Abstract

A 72-year-old male with hypertension, pruritus, and occasional reflux reported long-standing unexplained syncope. Stress echocardiography demonstrated inducible anterior hypokinesis, and he underwent percutaneous coronary intervention for an 80% stenosis of the left anterior descending artery. Thirty minutes post-procedure, he experienced a pulseless electrical activity (PEA) arrest without ECG changes. CPR was performed with a mechanical device for 90 minutes. Urgent repeat angiography demonstrated profound coronary artery spasm; the LCx and LAD were ballooned, and nitrates and adrenaline administered. Anaphylaxis was considered the likely diagnosis. Our patient recovered and was well for three days, when a second unexplained PEA arrest occurred. Elevated serial event and basal tryptases led to suspicion of systemic mastocytosis as the underlying diagnosis. Bone marrow biopsy revealed a hypercellular bone marrow with increased mast cells on tryptase stain, and cytogenetics demonstrated positive D816V c-KIT mutation. Our patient commenced sodium cromoglycate, cetirizine, and ranitidine. His admission was significantly prolonged by multi-organ complications of his cardiac arrests.
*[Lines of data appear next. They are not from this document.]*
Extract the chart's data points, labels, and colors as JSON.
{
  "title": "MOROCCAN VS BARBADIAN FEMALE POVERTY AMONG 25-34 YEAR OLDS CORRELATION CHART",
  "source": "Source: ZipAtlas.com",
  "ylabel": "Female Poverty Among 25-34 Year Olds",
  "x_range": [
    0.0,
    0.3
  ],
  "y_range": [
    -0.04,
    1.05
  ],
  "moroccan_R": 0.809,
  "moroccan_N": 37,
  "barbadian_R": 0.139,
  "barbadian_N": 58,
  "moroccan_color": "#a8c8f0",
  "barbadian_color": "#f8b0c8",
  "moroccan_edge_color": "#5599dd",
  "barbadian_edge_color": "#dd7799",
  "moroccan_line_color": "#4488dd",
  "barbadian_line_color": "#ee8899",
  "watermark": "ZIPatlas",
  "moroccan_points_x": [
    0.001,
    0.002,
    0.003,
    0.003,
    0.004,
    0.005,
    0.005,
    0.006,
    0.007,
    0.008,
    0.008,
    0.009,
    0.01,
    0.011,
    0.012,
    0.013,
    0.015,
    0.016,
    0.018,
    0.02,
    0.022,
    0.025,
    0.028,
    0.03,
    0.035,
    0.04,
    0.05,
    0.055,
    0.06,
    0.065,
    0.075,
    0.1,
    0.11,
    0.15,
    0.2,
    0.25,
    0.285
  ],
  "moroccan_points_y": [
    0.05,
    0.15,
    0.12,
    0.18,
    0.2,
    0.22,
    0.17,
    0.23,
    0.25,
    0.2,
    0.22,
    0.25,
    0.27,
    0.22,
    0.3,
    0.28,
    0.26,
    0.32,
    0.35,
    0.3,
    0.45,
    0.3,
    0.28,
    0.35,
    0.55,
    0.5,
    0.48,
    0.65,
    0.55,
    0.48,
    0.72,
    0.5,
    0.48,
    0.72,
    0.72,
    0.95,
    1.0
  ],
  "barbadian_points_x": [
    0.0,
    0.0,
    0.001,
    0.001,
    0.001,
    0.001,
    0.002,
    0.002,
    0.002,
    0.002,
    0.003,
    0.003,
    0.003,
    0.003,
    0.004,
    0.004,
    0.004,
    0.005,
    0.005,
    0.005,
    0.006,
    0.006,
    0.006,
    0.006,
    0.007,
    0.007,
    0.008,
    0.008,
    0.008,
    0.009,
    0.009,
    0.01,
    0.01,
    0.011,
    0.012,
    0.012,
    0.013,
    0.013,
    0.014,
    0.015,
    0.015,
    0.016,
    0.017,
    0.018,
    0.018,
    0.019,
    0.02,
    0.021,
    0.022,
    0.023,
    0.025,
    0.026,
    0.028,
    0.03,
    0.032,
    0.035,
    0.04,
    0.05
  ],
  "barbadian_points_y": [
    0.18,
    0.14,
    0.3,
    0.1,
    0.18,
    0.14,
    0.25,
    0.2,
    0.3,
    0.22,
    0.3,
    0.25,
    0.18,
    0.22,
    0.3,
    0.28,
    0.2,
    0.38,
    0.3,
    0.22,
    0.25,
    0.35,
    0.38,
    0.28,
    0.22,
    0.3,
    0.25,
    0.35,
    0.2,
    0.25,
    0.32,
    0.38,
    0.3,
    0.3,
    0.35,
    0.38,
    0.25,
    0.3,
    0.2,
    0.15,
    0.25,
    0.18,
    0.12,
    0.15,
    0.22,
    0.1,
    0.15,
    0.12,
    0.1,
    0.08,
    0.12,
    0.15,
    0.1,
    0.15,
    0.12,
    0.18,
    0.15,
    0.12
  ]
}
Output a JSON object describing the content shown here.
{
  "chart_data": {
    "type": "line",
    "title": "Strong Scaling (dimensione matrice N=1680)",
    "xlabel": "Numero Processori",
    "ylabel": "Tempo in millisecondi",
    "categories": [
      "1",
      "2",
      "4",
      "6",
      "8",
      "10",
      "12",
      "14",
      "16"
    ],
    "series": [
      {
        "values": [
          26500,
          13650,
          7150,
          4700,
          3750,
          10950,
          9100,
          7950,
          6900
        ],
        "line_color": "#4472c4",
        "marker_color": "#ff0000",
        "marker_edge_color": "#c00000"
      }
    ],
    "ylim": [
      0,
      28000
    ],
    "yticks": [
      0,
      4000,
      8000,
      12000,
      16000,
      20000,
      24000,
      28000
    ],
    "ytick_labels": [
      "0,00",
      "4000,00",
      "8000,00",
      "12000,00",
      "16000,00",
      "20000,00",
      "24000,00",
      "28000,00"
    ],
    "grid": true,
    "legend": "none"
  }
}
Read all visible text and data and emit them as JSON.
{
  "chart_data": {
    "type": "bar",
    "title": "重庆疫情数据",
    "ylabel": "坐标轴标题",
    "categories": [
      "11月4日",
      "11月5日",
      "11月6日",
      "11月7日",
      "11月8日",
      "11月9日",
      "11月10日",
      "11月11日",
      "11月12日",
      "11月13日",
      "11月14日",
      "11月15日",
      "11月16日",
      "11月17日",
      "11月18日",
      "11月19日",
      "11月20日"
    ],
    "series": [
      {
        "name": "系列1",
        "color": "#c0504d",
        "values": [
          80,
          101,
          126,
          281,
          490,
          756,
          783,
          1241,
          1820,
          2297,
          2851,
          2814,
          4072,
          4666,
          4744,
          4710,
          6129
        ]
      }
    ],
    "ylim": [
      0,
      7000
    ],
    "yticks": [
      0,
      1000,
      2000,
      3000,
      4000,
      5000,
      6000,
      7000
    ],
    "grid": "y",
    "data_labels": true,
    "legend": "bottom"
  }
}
He was ultimately discharged home on day 56 post-arrest, has made an excellent functional recovery and had no further episodes of syncope at nine months post-discharge. Systemic mastocytosis is the pathological accumulation of mast cells in organs. It is a recognised cause of life-threatening syncope and PEA arrests, and estimated to affect 1 in 10,000 people. Stressors such as coronary angiography may precipitate mass mast cell degranulation and cardiac arrest. In the setting of unexplained cardiac arrest, tryptase levels should be measured and systemic mastocytosis considered as a diagnosis.